Department of Cardiology, National Heart Centre, and Duke-NUS Graduate Medical School, Singapore.
Clin Cardiol. 2011 Aug;34(8):466-73. doi: 10.1002/clc.20924. Epub 2011 Jun 29.
Current recommendations on which patients with coronary artery disease (CAD) should be offered an implantable cardioverter defibrillator for the primary prevention of sudden cardiac death (SCD) rely heavily on the presence of depressed left ventricular ejection fraction. Because the majority of SCD victims with CAD have preserved left ventricular function, additional cardiac investigations are likely to play an increasing role in the risk stratification of CAD patients. A number of studies have demonstrated that certain parameters on the traditional 12-lead electrocardiogram (ECG) and other ECG-based investigations (such as signal-averaged ECG, heart rate turbulence, T-wave alternans) can provide important information on the underlying cardiac substrate abnormality that may predispose to ventricular arrhythmias and SCD. This article reviews some of the evidence for these ECG-based tests as predictors of SCD in patients with CAD and addresses their advantages and limitations.

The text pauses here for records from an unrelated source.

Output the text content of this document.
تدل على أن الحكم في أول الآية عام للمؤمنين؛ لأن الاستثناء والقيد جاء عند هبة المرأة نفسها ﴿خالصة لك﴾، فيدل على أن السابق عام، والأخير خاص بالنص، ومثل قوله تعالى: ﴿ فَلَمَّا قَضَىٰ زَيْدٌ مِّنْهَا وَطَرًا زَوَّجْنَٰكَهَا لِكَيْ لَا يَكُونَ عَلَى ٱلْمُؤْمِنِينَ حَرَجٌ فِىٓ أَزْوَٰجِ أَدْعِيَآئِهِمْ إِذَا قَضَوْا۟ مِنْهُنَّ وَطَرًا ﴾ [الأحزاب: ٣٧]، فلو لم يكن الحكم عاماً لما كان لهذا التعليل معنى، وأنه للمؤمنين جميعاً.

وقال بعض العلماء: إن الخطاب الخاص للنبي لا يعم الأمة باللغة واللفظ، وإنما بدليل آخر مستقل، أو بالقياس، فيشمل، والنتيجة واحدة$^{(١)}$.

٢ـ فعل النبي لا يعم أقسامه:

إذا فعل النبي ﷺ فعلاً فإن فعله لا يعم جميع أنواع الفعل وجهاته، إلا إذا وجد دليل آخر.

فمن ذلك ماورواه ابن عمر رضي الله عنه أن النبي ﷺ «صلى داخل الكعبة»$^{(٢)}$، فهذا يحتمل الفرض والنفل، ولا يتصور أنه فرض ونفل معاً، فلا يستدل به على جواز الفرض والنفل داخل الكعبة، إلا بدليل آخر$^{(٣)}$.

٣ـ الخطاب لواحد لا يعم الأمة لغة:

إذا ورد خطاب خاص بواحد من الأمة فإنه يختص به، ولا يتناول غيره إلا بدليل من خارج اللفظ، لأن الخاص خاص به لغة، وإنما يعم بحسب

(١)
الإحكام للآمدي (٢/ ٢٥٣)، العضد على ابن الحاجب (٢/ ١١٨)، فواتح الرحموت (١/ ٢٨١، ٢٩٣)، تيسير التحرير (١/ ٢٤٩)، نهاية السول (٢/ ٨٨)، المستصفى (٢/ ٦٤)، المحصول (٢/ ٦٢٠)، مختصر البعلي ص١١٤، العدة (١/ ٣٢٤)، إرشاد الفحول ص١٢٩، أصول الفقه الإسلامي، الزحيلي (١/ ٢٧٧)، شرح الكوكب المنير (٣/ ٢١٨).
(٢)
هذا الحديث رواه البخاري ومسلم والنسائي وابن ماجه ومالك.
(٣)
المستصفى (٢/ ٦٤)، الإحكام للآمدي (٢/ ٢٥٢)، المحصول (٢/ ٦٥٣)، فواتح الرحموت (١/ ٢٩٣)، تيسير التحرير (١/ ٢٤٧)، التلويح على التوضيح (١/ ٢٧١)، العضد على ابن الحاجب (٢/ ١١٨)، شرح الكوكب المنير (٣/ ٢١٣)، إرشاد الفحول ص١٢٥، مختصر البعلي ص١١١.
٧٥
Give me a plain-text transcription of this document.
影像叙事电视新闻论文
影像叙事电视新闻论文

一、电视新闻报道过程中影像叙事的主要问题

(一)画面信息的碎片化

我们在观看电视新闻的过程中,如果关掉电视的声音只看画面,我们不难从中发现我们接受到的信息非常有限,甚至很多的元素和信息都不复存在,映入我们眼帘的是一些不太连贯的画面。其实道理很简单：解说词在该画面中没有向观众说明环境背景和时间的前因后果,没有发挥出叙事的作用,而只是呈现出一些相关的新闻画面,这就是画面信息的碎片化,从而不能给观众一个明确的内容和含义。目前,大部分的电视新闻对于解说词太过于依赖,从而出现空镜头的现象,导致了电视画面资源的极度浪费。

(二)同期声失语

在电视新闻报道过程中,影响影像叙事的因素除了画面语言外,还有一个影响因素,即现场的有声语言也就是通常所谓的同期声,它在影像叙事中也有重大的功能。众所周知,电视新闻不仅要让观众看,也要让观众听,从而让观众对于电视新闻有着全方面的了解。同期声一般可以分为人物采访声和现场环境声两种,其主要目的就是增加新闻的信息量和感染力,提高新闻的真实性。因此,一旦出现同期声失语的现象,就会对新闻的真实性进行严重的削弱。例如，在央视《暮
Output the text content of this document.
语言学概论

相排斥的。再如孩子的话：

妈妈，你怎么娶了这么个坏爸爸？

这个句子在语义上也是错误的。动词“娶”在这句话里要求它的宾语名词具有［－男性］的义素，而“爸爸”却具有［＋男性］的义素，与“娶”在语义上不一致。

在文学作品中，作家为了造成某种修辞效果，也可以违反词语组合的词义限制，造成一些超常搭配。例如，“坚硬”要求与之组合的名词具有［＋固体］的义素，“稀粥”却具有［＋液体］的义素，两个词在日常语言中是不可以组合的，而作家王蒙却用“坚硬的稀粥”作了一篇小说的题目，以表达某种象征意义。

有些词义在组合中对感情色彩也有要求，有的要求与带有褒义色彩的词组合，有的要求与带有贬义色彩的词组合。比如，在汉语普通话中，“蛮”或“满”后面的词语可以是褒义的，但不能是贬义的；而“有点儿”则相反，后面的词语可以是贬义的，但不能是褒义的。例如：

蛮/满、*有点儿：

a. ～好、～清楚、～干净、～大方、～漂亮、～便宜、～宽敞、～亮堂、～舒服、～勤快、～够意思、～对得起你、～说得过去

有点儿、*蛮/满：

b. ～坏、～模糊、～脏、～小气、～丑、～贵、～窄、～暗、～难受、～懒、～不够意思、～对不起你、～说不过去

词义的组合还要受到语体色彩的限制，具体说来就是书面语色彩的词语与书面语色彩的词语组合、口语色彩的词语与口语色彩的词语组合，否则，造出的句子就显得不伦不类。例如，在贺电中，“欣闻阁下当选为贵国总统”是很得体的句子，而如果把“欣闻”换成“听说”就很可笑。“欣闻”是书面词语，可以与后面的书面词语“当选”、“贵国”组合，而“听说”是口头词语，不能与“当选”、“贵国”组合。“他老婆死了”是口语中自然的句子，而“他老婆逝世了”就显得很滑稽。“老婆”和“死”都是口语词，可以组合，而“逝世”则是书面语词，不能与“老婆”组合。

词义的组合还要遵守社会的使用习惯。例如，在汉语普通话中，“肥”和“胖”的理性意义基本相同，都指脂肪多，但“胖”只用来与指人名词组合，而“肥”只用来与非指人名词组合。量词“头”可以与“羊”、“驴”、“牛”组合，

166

目前,关于哪些冠心病(CAD)患者应该通过植入式心脏复律除颤器进行原发性预防心源性猝死(SCD)的建议主要依赖于左心室射血分数降低。由于大多数伴有 CAD 的 SCD 受害者具有正常的左心室功能,因此,其他心脏检查可能在 CAD 患者的风险分层中发挥越来越重要的作用。多项研究表明,传统 12 导联心电图(ECG)上的某些参数和其他基于 ECG 的检查(如信号平均心电图、心率震荡、T 波交替)可以提供有关潜在心脏基质异常的重要信息,这些异常可能导致室性心律失常和 SCD。本文综述了这些基于 ECG 的检查作为 CAD 患者 SCD 预测因子的一些证据,并讨论了它们的优势和局限性。